The sub-techniques beta is now live! Read the release blog post for more info.


Bisonal is malware that has been used in attacks against targets in Russia, South Korea, and Japan. It has been observed in the wild since 2014. [1]

ID: S0268
Platforms: Windows
Version: 1.0
Created: 17 October 2018
Last Modified: 17 October 2018

Techniques Used

Domain ID Name Use
Enterprise T1059 Command-Line Interface

Bisonal can launch cmd.exe to execute commands on the system.[1]
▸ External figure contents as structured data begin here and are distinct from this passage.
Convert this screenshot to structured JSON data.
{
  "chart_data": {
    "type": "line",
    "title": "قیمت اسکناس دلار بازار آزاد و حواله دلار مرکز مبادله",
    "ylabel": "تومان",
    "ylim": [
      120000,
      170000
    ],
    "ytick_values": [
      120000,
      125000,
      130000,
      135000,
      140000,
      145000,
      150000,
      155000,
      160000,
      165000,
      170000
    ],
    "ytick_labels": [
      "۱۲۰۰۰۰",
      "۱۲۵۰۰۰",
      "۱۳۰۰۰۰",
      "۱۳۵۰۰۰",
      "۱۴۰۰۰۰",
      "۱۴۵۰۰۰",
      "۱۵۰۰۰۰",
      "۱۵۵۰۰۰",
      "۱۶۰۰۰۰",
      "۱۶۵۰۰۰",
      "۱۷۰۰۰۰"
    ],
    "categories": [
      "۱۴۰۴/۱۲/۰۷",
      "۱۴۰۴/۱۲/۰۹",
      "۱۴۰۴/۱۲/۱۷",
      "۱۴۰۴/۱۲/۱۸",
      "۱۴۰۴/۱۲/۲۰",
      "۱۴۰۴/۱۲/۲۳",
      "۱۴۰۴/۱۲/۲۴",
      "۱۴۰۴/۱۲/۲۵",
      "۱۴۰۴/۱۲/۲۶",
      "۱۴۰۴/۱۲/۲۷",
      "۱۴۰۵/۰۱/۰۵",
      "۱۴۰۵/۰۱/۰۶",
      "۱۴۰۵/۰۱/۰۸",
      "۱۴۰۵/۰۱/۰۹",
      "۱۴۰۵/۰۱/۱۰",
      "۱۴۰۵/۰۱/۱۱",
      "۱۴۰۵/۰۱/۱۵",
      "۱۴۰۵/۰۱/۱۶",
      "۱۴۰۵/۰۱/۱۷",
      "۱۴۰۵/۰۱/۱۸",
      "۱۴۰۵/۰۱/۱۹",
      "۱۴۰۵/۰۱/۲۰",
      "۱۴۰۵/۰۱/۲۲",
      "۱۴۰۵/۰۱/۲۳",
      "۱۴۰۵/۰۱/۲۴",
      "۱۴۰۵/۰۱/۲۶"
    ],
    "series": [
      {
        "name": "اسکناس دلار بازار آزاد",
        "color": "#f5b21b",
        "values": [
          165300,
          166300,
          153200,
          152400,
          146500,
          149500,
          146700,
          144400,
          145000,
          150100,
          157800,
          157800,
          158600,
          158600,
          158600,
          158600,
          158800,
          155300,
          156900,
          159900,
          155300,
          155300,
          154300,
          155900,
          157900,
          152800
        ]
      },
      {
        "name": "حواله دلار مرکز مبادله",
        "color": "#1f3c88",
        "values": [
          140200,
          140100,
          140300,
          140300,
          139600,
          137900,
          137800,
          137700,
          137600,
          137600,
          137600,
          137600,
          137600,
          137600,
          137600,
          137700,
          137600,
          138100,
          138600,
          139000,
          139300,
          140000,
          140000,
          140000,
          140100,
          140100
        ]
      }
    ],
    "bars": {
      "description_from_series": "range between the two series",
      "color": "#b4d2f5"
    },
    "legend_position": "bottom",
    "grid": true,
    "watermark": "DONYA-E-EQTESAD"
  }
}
Enterprise T1043 Commonly Used Port

Bisonal uses 443 for C2 communications.[1]

Enterprise T1024 Custom Cryptographic Protocol

Bisonal variants reported on in 2014 and 2015 used a simple XOR cipher for C2.[1]
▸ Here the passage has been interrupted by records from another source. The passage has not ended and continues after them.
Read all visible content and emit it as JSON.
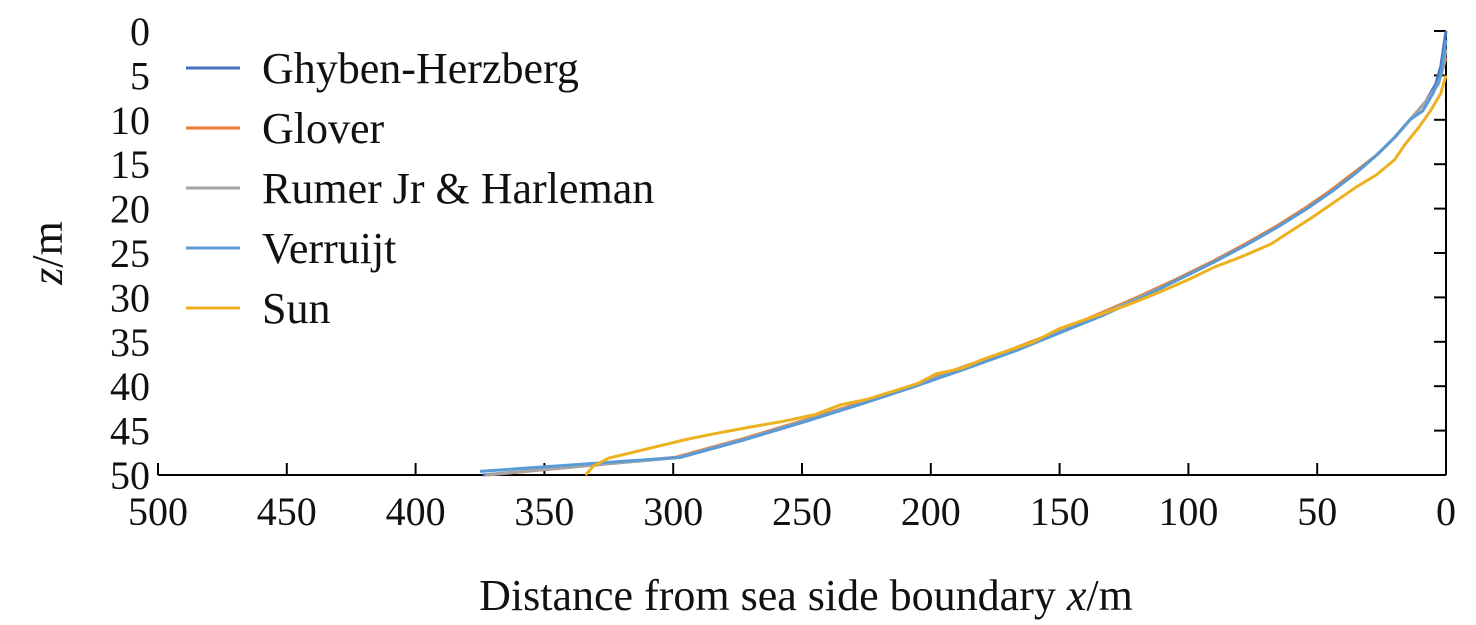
{
  "chart_data": {
    "type": "line",
    "xlabel_prefix": "Distance from sea side boundary ",
    "xlabel_var": "x",
    "xlabel_unit": "/m",
    "ylabel_var": "z",
    "ylabel_unit": "/m",
    "xlim": [
      500,
      0
    ],
    "ylim": [
      0,
      50
    ],
    "y_inverted": true,
    "x_ticks": [
      500,
      450,
      400,
      350,
      300,
      250,
      200,
      150,
      100,
      50,
      0
    ],
    "y_ticks": [
      0,
      5,
      10,
      15,
      20,
      25,
      30,
      35,
      40,
      45,
      50
    ],
    "grid": false,
    "legend_position": "top-left",
    "series": [
      {
        "name": "Ghyben-Herzberg",
        "color": "#4472C4",
        "points": [
          [
            0,
            0
          ],
          [
            1,
            2
          ],
          [
            2,
            4
          ],
          [
            4,
            6
          ],
          [
            8,
            8
          ],
          [
            14,
            10
          ],
          [
            20,
            12
          ],
          [
            27,
            14
          ],
          [
            35,
            16
          ],
          [
            44,
            18
          ],
          [
            54,
            20
          ],
          [
            65,
            22
          ],
          [
            77,
            24
          ],
          [
            90,
            26
          ],
          [
            104,
            28
          ],
          [
            118,
            30
          ],
          [
            134,
            32
          ],
          [
            150,
            34
          ],
          [
            168,
            36
          ],
          [
            187,
            38
          ],
          [
            206,
            40
          ],
          [
            227,
            42
          ],
          [
            249,
            44
          ],
          [
            272,
            46
          ],
          [
            297,
            48
          ],
          [
            374,
            50
          ]
        ]
      },
      {
        "name": "Glover",
        "color": "#ED7D31",
        "points": [
          [
            0,
            3
          ],
          [
            1,
            4
          ],
          [
            3,
            6
          ],
          [
            8,
            8
          ],
          [
            14,
            10
          ],
          [
            20,
            12
          ],
          [
            27,
            14
          ],
          [
            36,
            16
          ],
          [
            45,
            18
          ],
          [
            55,
            20
          ],
          [
            66,
            22
          ],
          [
            78,
            24
          ],
          [
            91,
            26
          ],
          [
            105,
            28
          ],
          [
            120,
            30
          ],
          [
            136,
            32
          ],
          [
            152,
            34
          ],
          [
            170,
            36
          ],
          [
            189,
            38
          ],
          [
            208,
            40
          ],
          [
            229,
            42
          ],
          [
            251,
            44
          ],
          [
            274,
            46
          ],
          [
            299,
            48
          ],
          [
            372,
            50
          ]
        ]
      },
      {
        "name": "Rumer Jr & Harleman",
        "color": "#A5A5A5",
        "points": [
          [
            0,
            2
          ],
          [
            1,
            4
          ],
          [
            3,
            6
          ],
          [
            8,
            8
          ],
          [
            14,
            10
          ],
          [
            20,
            12
          ],
          [
            27,
            14
          ],
          [
            35,
            16
          ],
          [
            44,
            18
          ],
          [
            54,
            20
          ],
          [
            65,
            22
          ],
          [
            77,
            24
          ],
          [
            90,
            26
          ],
          [
            104,
            28
          ],
          [
            119,
            30
          ],
          [
            135,
            32
          ],
          [
            151,
            34
          ],
          [
            169,
            36
          ],
          [
            188,
            38
          ],
          [
            207,
            40
          ],
          [
            228,
            42
          ],
          [
            250,
            44
          ],
          [
            273,
            46
          ],
          [
            298,
            48
          ],
          [
            373,
            50
          ]
        ]
      },
      {
        "name": "Verruijt",
        "color": "#5B9BD5",
        "points": [
          [
            0,
            1
          ],
          [
            1,
            3
          ],
          [
            2,
            5
          ],
          [
            5,
            7
          ],
          [
            9,
            9
          ],
          [
            14,
            10
          ],
          [
            20,
            12
          ],
          [
            27,
            14
          ],
          [
            35,
            16
          ],
          [
            44,
            18
          ],
          [
            54,
            20
          ],
          [
            65,
            22
          ],
          [
            77,
            24
          ],
          [
            90,
            26
          ],
          [
            104,
            28
          ],
          [
            118,
            30
          ],
          [
            133,
            32
          ],
          [
            150,
            34
          ],
          [
            167,
            36
          ],
          [
            186,
            38
          ],
          [
            206,
            40
          ],
          [
            227,
            42
          ],
          [
            249,
            44
          ],
          [
            272,
            46
          ],
          [
            297,
            48
          ],
          [
            375,
            49.6
          ]
        ]
      },
      {
        "name": "Sun",
        "color": "#EDB120",
        "points": [
          [
            0,
            5
          ],
          [
            2,
            7
          ],
          [
            6,
            9
          ],
          [
            11,
            11
          ],
          [
            16,
            12.8
          ],
          [
            20,
            14.5
          ],
          [
            27,
            16.2
          ],
          [
            35,
            17.6
          ],
          [
            44,
            19.4
          ],
          [
            52,
            21
          ],
          [
            60,
            22.5
          ],
          [
            68,
            24
          ],
          [
            80,
            25.5
          ],
          [
            90,
            26.6
          ],
          [
            100,
            28
          ],
          [
            112,
            29.5
          ],
          [
            125,
            31
          ],
          [
            140,
            32.5
          ],
          [
            150,
            33.5
          ],
          [
            160,
            35
          ],
          [
            170,
            36
          ],
          [
            180,
            37
          ],
          [
            188,
            38
          ],
          [
            198,
            38.6
          ],
          [
            205,
            39.7
          ],
          [
            215,
            40.6
          ],
          [
            225,
            41.5
          ],
          [
            235,
            42.1
          ],
          [
            245,
            43.2
          ],
          [
            258,
            44
          ],
          [
            270,
            44.6
          ],
          [
            285,
            45.4
          ],
          [
            295,
            46
          ],
          [
            305,
            46.7
          ],
          [
            315,
            47.4
          ],
          [
            325,
            48.1
          ],
          [
            331,
            49
          ],
          [
            334,
            50
          ]
        ]
      }
    ]
  }
}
Enterprise T1140 Deobfuscate/Decode Files or Information

Bisonal decodes strings in the malware using XOR and RC4.[1]

Enterprise T1107 File Deletion

Bisonal deletes its dropper and VBS scripts from the victim’s machine.[1]

Enterprise T1027 Obfuscated Files or Information

Bisonal's DLL file and non-malicious decoy file are encrypted with RC4.[1]

Enterprise T1057 Process Discovery

Bisonal can obtain a list of running processes on the victim’s machine.[1]

Enterprise T1060 Registry Run Keys / Startup Folder

Bisonal adds itself to the Registry key HKEY_CURRENT_USER\Software\Microsoft\CurrentVersion\Run\ for persistence.[1]

Enterprise T1105 Remote File Copy

Bisonal has the capability to download files to execute on the victim’s machine.[1]

Enterprise T1085 Rundll32

Bisonal uses rundll32.exe to execute as part of the Registry Run key it adds: HKEY_CURRENT_USER \Software\Microsoft\Windows\CurrentVersion\Run\"vert" = "rundll32.exe c:\windows\temp\pvcu.dll , Qszdez".[1]

Enterprise T1064 Scripting

Bisonal's dropper creates VBS scripts on the victim’s machine.[1]

Enterprise T1071 Standard Application Layer Protocol

Bisonal uses HTTP for C2 communications.[1]

Enterprise T1032 Standard Cryptographic Protocol

Some Bisonal samples encrypt C2 communications with RC4.[1]

Enterprise T1082 System Information Discovery

Bisonal has a command to gather system information from the victim’s machine.[1]

Enterprise T1016 System Network Configuration Discovery

Bisonal can execute ipconfig on the victim’s machine.[1]